Het Groote Tafereel der Dwassheid… (The Great Mirror of Folly)- 1720
No título pode ler-se: “Representation of the very famous island of Mad-head, lying in the sea of shares, discovered by Mr. Law-rens, and inhabited by a collection of all kinds of people, to whom are given the general name shareholders.”
Como consequência da ganância, todos aqueles investidores que ficaram a arder, são encaminhados para a Ilha da loucura. Uma distopia à outrance do mundo perfeito que a especulação descabelada prometia. Como moto em pendant– as trevas- uma coruja diz que é delas que gosta e o gato que só caça de noite.

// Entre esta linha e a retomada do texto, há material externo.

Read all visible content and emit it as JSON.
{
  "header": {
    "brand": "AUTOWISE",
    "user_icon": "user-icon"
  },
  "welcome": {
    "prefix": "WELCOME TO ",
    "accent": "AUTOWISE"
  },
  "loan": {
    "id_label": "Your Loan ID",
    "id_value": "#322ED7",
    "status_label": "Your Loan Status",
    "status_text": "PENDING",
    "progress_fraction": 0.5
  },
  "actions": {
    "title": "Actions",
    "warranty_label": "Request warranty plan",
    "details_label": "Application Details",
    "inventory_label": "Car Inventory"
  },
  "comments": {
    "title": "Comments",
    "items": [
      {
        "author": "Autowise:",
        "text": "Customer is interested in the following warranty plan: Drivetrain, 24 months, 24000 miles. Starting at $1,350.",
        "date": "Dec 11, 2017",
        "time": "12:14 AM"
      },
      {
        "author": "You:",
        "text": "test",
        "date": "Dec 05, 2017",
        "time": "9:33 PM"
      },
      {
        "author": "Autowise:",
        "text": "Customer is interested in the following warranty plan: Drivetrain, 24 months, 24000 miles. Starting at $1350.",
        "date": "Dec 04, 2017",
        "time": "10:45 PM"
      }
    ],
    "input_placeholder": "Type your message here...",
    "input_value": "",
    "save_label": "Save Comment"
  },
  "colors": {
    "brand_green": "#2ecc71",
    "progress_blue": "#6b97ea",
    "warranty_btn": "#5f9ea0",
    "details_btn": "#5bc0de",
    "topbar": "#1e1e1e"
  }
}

O que tem mais piada, é o facto do autor anónimo da gravura oitocentista se ter inspirado para a figuração da cabeça do louco com capuz, na própria forma de cabeça lunar da ilha de Thomas More , com a sua capital “que não se vê”- a ctónica Amaurote, por sua vez uma contra utopia irónica, ainda que bem disfarçada.
- Para a tradução em inglês e explicação dos detalhes, ver aqui.
- Imagem: Anubis mago- Heather Tweed
9 comments on “As bolhas da macacada #7”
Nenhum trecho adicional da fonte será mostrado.